Convening allows legislators to introduce new bills this month, although it’s unlikely any serious legislating will occur before winter turns to spring.
Some bills will be old wine in new bottles – proposals that didn’t make it in the last session, such as raising minimum wage; banning “microbeads” in cosmetics, which is a big cause for environmentalists; or delaying inclusion of automobile fuel in the state’s “cap-and-trade” program on greenhouse gases, which is expected to raise gas prices.
Some are of new vintage, such as banning bicycle tolls on the Golden Gate Bridge, requiring employers to pay double-time for holiday work or compelling officials to disclose more about their personal finances. Fat chance for that.

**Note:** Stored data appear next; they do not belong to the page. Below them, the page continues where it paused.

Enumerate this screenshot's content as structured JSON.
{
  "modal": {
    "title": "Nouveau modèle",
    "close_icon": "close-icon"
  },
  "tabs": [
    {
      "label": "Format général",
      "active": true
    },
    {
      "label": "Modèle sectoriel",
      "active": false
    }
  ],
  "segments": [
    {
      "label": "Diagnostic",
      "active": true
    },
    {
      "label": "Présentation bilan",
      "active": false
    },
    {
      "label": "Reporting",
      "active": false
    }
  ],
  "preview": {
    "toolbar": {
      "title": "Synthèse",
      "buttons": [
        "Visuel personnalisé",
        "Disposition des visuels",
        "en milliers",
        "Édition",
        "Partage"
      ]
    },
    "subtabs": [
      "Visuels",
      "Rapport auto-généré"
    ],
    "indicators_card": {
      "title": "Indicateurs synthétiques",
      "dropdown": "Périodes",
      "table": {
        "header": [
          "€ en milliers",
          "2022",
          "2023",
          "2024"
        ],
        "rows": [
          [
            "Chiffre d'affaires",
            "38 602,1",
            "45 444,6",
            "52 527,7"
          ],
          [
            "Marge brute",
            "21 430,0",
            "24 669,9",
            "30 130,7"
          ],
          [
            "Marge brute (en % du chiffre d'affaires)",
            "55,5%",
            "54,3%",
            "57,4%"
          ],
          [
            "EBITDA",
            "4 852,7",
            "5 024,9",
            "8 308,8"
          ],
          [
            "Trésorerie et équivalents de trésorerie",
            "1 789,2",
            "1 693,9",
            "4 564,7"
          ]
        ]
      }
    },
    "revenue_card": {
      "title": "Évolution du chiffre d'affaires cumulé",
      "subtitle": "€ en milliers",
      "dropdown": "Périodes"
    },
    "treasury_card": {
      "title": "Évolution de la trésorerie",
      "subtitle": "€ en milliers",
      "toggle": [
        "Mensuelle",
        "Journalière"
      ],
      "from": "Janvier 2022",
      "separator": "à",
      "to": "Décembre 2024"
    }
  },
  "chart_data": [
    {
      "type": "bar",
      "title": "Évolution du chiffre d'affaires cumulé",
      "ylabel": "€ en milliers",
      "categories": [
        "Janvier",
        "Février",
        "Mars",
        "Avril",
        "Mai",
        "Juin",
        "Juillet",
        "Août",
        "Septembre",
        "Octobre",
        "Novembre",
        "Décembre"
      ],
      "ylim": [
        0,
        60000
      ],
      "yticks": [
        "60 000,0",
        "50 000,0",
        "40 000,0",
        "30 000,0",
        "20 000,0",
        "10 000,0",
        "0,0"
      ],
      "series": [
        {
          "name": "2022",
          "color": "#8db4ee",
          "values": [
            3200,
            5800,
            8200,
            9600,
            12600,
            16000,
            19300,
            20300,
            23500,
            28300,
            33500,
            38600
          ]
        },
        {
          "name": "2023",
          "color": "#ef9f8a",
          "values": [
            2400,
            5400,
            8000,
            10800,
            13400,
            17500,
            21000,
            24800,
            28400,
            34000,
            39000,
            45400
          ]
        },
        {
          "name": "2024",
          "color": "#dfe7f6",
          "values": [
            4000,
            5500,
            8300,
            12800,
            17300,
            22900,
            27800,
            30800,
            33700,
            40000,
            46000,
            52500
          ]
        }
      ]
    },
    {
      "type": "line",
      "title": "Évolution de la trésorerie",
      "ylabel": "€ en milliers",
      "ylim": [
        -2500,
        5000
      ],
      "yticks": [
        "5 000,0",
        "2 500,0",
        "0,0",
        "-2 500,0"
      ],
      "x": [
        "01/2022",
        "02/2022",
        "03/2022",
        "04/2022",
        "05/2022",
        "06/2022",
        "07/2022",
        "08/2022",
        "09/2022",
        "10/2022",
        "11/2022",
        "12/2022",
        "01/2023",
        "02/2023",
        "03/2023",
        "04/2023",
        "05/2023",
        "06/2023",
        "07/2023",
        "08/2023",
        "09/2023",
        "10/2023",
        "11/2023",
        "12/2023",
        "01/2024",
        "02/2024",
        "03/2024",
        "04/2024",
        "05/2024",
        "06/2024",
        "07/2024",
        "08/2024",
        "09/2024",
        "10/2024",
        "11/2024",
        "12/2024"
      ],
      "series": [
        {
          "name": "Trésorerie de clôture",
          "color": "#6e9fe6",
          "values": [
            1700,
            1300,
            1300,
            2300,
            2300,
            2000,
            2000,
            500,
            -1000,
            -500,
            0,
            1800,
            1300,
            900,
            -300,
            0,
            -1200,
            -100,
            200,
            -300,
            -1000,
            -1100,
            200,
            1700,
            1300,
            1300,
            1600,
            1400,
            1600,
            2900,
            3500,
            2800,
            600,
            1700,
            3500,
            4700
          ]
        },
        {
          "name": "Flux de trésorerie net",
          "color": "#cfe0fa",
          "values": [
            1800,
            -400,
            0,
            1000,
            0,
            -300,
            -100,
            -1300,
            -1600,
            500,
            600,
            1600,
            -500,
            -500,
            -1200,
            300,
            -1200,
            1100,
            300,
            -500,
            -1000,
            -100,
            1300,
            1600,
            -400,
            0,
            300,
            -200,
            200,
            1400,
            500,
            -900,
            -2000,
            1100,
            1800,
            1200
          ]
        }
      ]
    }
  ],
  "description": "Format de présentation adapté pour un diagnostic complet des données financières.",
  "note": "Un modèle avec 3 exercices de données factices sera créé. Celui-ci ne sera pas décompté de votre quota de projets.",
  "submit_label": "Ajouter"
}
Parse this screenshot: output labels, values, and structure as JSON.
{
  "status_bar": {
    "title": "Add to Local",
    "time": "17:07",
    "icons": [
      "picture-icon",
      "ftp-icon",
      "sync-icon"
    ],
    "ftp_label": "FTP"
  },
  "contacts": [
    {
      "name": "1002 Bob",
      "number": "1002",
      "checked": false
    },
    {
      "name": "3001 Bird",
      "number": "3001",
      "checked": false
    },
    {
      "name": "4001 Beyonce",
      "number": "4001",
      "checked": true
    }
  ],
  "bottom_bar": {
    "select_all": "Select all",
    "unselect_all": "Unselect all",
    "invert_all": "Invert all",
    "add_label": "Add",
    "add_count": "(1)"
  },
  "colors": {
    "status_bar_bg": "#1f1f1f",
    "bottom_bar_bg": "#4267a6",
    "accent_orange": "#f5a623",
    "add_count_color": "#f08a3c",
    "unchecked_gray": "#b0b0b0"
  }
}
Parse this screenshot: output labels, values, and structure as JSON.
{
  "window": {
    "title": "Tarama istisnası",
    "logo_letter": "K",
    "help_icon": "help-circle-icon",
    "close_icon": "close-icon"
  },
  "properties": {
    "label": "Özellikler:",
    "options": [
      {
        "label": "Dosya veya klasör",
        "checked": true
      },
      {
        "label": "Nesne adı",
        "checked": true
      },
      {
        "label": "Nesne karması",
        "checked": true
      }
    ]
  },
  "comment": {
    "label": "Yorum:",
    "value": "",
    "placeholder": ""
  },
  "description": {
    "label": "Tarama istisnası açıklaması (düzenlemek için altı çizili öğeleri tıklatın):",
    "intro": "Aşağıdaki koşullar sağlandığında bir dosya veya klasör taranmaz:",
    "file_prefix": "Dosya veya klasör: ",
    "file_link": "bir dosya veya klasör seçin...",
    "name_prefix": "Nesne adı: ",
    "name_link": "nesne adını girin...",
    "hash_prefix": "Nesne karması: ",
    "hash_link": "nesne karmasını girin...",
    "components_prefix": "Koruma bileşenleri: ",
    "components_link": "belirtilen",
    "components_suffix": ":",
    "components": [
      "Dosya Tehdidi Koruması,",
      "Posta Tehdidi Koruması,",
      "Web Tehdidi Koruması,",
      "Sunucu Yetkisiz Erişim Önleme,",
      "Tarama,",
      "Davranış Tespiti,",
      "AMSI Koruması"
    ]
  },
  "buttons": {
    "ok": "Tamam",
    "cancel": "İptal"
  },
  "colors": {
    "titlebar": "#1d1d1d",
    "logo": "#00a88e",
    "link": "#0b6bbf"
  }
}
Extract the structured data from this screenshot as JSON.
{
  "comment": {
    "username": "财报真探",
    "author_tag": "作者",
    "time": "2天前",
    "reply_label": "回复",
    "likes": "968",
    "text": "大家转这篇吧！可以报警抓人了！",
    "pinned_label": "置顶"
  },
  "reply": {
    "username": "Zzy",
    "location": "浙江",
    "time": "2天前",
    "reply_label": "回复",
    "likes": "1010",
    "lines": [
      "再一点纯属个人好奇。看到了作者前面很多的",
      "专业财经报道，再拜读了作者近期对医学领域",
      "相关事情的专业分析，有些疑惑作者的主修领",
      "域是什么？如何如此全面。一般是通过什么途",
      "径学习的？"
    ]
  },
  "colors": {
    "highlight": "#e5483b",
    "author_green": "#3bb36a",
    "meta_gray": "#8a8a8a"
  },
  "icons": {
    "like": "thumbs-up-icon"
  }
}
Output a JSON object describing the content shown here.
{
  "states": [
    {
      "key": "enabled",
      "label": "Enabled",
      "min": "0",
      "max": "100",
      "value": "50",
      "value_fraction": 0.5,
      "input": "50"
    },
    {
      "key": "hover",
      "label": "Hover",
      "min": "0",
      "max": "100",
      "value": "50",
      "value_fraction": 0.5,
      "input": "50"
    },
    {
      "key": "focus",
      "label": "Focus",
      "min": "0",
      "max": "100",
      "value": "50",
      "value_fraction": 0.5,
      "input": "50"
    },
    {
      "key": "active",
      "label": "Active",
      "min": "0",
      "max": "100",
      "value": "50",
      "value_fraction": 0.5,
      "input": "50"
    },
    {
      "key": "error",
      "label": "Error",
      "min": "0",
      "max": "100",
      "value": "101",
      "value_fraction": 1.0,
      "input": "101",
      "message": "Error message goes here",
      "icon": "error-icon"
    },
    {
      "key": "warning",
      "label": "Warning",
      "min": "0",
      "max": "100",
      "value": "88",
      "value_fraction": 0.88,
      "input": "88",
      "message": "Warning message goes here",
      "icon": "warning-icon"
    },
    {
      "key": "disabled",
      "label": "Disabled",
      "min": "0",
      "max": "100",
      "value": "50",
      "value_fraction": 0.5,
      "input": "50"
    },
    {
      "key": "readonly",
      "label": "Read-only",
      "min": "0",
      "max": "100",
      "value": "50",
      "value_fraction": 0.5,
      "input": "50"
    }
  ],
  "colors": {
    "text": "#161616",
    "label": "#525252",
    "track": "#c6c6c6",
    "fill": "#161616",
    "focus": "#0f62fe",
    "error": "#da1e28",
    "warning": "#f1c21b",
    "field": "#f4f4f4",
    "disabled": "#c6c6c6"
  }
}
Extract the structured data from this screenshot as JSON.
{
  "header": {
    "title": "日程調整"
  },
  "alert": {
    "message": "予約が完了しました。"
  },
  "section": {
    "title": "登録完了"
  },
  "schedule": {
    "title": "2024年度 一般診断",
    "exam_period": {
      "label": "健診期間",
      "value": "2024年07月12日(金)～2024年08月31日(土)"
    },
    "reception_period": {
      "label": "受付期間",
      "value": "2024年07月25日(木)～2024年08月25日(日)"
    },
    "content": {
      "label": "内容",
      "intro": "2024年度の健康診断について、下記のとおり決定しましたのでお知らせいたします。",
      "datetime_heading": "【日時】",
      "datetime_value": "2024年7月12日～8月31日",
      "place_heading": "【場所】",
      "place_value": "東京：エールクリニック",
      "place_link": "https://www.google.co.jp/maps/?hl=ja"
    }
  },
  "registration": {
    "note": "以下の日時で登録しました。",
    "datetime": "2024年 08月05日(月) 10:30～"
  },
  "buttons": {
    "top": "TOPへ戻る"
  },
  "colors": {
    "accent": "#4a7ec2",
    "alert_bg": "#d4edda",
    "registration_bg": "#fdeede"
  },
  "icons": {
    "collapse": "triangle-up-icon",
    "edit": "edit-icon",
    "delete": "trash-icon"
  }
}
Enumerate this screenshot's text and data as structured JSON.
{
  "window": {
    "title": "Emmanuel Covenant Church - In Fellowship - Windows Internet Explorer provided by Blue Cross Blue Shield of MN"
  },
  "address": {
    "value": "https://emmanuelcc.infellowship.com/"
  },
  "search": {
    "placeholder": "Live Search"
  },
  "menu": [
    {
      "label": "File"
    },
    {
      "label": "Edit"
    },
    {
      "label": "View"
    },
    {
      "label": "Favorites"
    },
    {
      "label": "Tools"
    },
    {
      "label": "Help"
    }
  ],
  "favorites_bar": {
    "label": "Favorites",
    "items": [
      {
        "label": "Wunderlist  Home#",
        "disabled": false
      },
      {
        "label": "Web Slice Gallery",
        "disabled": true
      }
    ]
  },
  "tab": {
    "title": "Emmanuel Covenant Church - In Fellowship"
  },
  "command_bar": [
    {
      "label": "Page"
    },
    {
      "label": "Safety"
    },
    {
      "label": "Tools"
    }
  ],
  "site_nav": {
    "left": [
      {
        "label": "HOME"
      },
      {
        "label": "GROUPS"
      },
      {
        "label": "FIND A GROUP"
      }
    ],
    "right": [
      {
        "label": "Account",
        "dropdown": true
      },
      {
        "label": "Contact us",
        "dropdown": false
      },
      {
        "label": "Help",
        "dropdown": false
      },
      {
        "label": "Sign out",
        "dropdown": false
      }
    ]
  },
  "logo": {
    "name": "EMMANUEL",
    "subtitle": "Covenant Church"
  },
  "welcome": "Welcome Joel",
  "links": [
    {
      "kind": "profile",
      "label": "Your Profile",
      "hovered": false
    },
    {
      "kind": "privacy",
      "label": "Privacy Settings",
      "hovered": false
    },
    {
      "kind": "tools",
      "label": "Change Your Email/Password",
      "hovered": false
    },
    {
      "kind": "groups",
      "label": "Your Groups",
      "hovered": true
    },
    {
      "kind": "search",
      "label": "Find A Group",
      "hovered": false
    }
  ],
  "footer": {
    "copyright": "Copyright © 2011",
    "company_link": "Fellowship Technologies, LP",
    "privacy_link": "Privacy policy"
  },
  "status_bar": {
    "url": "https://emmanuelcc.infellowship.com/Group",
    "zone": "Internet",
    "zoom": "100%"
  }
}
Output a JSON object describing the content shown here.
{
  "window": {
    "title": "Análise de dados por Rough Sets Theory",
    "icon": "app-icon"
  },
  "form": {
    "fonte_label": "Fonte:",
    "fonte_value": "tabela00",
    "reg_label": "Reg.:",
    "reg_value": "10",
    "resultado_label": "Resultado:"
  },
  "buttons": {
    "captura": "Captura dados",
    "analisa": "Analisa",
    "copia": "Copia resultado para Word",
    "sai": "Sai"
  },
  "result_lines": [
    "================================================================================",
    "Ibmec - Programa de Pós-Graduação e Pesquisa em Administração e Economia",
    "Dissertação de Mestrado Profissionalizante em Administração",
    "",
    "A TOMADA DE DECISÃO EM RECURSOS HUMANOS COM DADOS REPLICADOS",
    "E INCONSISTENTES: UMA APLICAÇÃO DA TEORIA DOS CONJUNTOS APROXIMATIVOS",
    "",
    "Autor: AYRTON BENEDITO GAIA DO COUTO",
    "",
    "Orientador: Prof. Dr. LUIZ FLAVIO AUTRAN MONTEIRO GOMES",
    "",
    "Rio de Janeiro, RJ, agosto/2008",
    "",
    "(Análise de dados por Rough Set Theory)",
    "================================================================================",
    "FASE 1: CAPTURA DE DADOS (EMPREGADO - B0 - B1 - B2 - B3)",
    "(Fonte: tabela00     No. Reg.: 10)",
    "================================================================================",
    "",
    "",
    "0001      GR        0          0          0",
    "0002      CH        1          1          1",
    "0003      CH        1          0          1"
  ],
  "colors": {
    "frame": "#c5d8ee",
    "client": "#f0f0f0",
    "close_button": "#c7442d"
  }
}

And some would undo what legislators did previously, such as a push by school districts to repeal a law that was secretly drafted this year at the behest of the California Teachers Association and other unions to limit local school reserves, thereby putting more money on the table for salaries.
Writing a state budget, which has been a quarrelsome process in most recent years, should be a relative snap because the state has more than enough money to cover its projected expenses.
However, the Legislature’s dominant Democrats will attempt to spend more than Brown, who will soon begin his fourth and final term as governor, wants.
The University of California is making an especially aggressive push for more state aid, threatening to boost tuition if it’s not forthcoming, but other interests, particularly those in health and welfare services, also want more to make up for recession-induced cuts.
Those games will commence in January, when the Legislature reconvenes for real and Brown reveals what he wants to spend in the 2015-16 fiscal year.